Histoires d’immigrations

Série « Histoires d’immigrations », Le Cours de l’Histoire, France Culture

Épisode 2/3 : Travailleurs immigrés, aux origines d’un combat politique

Mercredi 1 février 2023

ÉCOUTER (51 MIN) : https://www.radiofrance.fr/franceculture/podcasts/le-cours-de-l-histoire/travailleurs-immigres-aux-origines-d-un-combat-politique-

Dans les années 1970, les conditions de vie des travailleurs immigrés en France sont de plus en plus insoutenables. Face à la montée des agressions racistes et à la multiplication de mesures politiques hostiles, le mouvement des travailleurs immigrés s’organise et résiste.

Avec

  • Naïma Huber-Yahi Historienne et chercheuse associée à l’Unité de recherche Migrations et société (URMIS) de l’université de Nice Sophia Antipolis
  • Choukri Hmed Historien et maître de conférences à l’Université Paris-Dauphine PSL

En 1975 paraît Le petit livre juridique des travailleurs immigrés. Publié par le Collectif d’alphabétisation, et le Groupe d’information et de soutien des immigrés, il a pour objectif principal d’aider les travailleurs immigrés dans leurs démarches juridiques. Du guide à la manifestation, en passant par la grève de la faim, le combat des travailleurs immigrés se matérialise à travers des formes extrêmement variées.

Une immigration souhaitée mais organisée

Dès la Libération, la France pratique une politique d’ouverture de ses frontières et accueille de nombreux travailleurs immigrés. Indispensables au développement de l’économie française, ils contribuent à reconstruire le pays dans l’immédiat après-guerre. Après l’indépendance de l’Algérie en 1962, l’immigration nord-africaine connaît une forte croissance.

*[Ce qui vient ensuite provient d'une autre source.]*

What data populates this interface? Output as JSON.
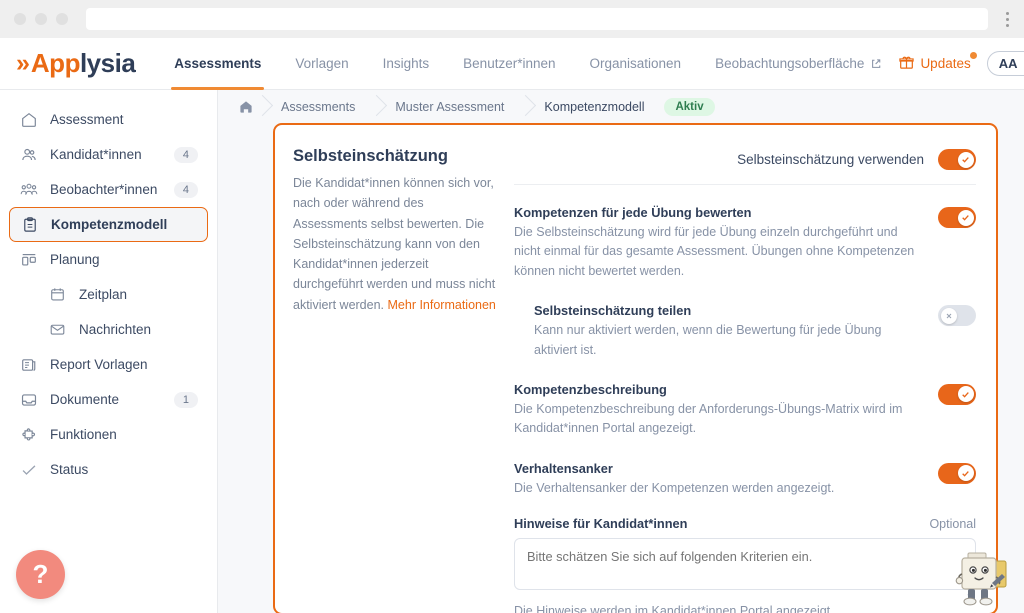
{
  "browser": {
    "menu_icon": "kebab-menu-icon",
    "address_value": ""
  },
  "brand": {
    "prefix": "App",
    "suffix": "lysia",
    "chevron": "»",
    "accent": "#EA6A14",
    "dark": "#2f3e58"
  },
  "topnav": {
    "items": [
      {
        "label": "Assessments",
        "active": true,
        "external": false
      },
      {
        "label": "Vorlagen",
        "active": false,
        "external": false
      },
      {
        "label": "Insights",
        "active": false,
        "external": false
      },
      {
        "label": "Benutzer*innen",
        "active": false,
        "external": false
      },
      {
        "label": "Organisationen",
        "active": false,
        "external": false
      },
      {
        "label": "Beobachtungsoberfläche",
        "active": false,
        "external": true
      }
    ],
    "updates_label": "Updates",
    "updates_icon": "gift-icon",
    "avatar_initials": "AA"
  },
  "sidebar": {
    "items": [
      {
        "label": "Assessment",
        "icon": "home-icon",
        "count": "",
        "selected": false,
        "sub": false
      },
      {
        "label": "Kandidat*innen",
        "icon": "users-icon",
        "count": "4",
        "selected": false,
        "sub": false
      },
      {
        "label": "Beobachter*innen",
        "icon": "group-icon",
        "count": "4",
        "selected": false,
        "sub": false
      },
      {
        "label": "Kompetenzmodell",
        "icon": "clipboard-icon",
        "count": "",
        "selected": true,
        "sub": false
      },
      {
        "label": "Planung",
        "icon": "layout-icon",
        "count": "",
        "selected": false,
        "sub": false
      },
      {
        "label": "Zeitplan",
        "icon": "calendar-icon",
        "count": "",
        "selected": false,
        "sub": true
      },
      {
        "label": "Nachrichten",
        "icon": "mail-icon",
        "count": "",
        "selected": false,
        "sub": true
      },
      {
        "label": "Report Vorlagen",
        "icon": "report-icon",
        "count": "",
        "selected": false,
        "sub": false
      },
      {
        "label": "Dokumente",
        "icon": "inbox-icon",
        "count": "1",
        "selected": false,
        "sub": false
      },
      {
        "label": "Funktionen",
        "icon": "puzzle-icon",
        "count": "",
        "selected": false,
        "sub": false
      },
      {
        "label": "Status",
        "icon": "check-icon",
        "count": "",
        "selected": false,
        "sub": false
      }
    ],
    "help_label": "?"
  },
  "breadcrumb": {
    "home_icon": "home-icon",
    "crumbs": [
      "Assessments",
      "Muster Assessment",
      "Kompetenzmodell"
    ],
    "status_badge": "Aktiv",
    "status_bg": "#DEF7E4",
    "status_fg": "#2E7D4F"
  },
  "panel": {
    "heading": "Selbsteinschätzung",
    "description": "Die Kandidat*innen können sich vor, nach oder während des Assessments selbst bewerten. Die Selbsteinschätzung kann von den Kandidat*innen jederzeit durchgeführt werden und muss nicht aktiviert werden.",
    "link": "Mehr Informationen",
    "main_toggle": {
      "label": "Selbsteinschätzung verwenden",
      "state": "on"
    },
    "settings": [
      {
        "title": "Kompetenzen für jede Übung bewerten",
        "desc": "Die Selbsteinschätzung wird für jede Übung einzeln durchgeführt und nicht einmal für das gesamte Assessment. Übungen ohne Kompetenzen können nicht bewertet werden.",
        "state": "on",
        "indent": false
      },
      {
        "title": "Selbsteinschätzung teilen",
        "desc": "Kann nur aktiviert werden, wenn die Bewertung für jede Übung aktiviert ist.",
        "state": "off",
        "indent": true
      },
      {
        "title": "Kompetenzbeschreibung",
        "desc": "Die Kompetenzbeschreibung der Anforderungs-Übungs-Matrix wird im Kandidat*innen Portal angezeigt.",
        "state": "on",
        "indent": false
      },
      {
        "title": "Verhaltensanker",
        "desc": "Die Verhaltensanker der Kompetenzen werden angezeigt.",
        "state": "on",
        "indent": false
      }
    ],
    "notes_field": {
      "label": "Hinweise für Kandidat*innen",
      "optional": "Optional",
      "placeholder": "Bitte schätzen Sie sich auf folgenden Kriterien ein.",
      "value": "",
      "helper": "Die Hinweise werden im Kandidat*innen Portal angezeigt."
    }
  },
  "colors": {
    "accent": "#EA6A14",
    "toggle_on": "#E8661A",
    "toggle_off": "#dfe3ea",
    "help_fab": "#F28A7E"
  }
}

La plupart des travailleurs immigrés s’installent en région parisienne, en particulier dans les quartiers de la Goutte d’Or, Belleville et Ménilmontant à Paris, mais aussi à Marseille et dans la région environnante. Les logements qu’ils occupent, individuels ou en foyers, sont souvent exigus et insalubres, quand les travailleurs immigrés ne sont pas forcés de vivre dans des bidonvilles.

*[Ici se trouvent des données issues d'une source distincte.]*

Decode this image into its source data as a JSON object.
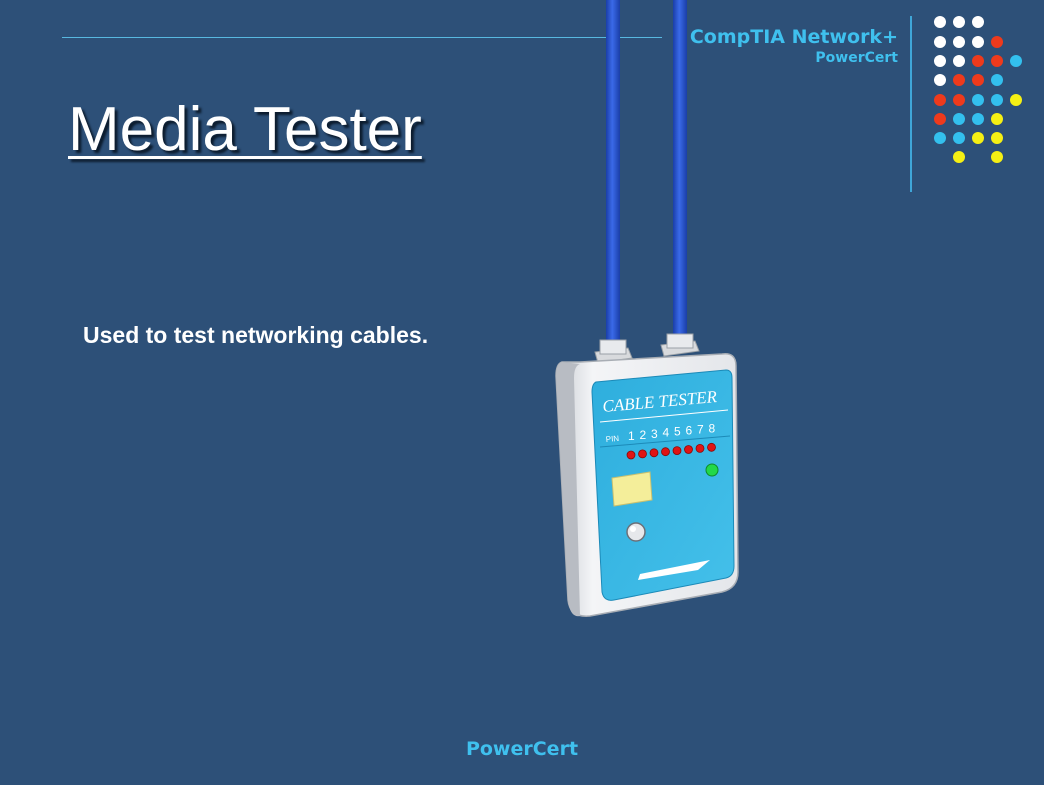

La majorité de la main-d’œuvre immigrée trouve du travail dans le bâtiment et les travaux publics, mais aussi à l’usine, notamment dans l’industrie automobile. Les OS (ouvriers spécialisés) algériens sont la figure emblématique du travailleur immigré de cette période. L’historienne Naïma Huber-Yahi nous en parle : « Dans les années 1970, de multiples affaires éclatent et défraient la chronique : taudis brûlés, travailleurs immigrés logés dans des hôtels insalubres, tensions sur le marché de l’emploi, multiplication des crimes racistes… Le gouvernement Chaban-Delmas alors en place réfléchit à l’instauration d’une nouvelle législation qui vient durcir les contraintes déjà présentes. Plus de 80 % des travailleurs immigrés n’ayant ni contrat de travail annuel, ni logement décent, se retrouvent désormais dans l’irrégularité. À partir de ce moment-là, les tensions se cristallisent avant même que n’éclatent des bouffées racistes. »

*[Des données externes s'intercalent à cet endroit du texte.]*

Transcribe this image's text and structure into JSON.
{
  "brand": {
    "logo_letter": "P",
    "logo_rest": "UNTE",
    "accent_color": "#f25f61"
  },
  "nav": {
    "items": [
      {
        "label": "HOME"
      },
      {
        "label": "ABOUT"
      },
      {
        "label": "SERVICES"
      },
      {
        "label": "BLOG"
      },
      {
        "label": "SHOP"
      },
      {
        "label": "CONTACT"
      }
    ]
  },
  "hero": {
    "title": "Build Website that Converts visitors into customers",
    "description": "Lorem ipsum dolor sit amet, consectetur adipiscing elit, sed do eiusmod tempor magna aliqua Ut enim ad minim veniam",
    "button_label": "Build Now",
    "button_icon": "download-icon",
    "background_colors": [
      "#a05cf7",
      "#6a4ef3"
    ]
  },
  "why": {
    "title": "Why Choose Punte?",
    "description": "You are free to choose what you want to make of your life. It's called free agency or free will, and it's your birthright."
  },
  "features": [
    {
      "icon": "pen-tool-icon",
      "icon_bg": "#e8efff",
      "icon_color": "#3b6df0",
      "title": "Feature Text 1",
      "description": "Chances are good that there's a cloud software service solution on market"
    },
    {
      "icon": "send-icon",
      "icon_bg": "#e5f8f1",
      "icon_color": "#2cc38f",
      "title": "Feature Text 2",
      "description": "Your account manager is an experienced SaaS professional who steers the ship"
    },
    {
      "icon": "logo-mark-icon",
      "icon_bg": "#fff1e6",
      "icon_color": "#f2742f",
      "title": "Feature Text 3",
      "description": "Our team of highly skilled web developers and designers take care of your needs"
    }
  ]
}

À lire aussi : Une histoire du Mouvement des travailleurs arabes

Entre restrictions et contestations

En 1972, les circulaires Marcellin-Fontanet sont promulguées afin de limiter l’immigration étrangère en France. Dans un contexte politique déjà tendu, en 1973, une vague d’agressions et de meurtres racistes déferle sur la région marseillaise et s’étend progressivement à la France entière.

Face à cette violence, les travailleurs immigrés s’organisent pour dénoncer le racisme dont ils sont victimes et demander la reconnaissance de leurs droits. C’est dans cette optique qu’est fondé en juin 1972 le Mouvement des travailleurs arabes (MTA). Très vite, il organise des grèves, notamment des grèves de la faim, mais aussi une grève générale des travailleurs immigrés en septembre 1973. Il s’agit de protester contre les arrêtés d’expulsion qui visent un grand nombre de travailleurs immigrés et de demander l’obtention d’un permis de séjour pour les nombreux travailleurs clandestins, ou une prolongation de permis de séjour pour les autres. Les militants demandent également à être payés à l’égal de leurs collègues français et réclament le droit à un logement digne.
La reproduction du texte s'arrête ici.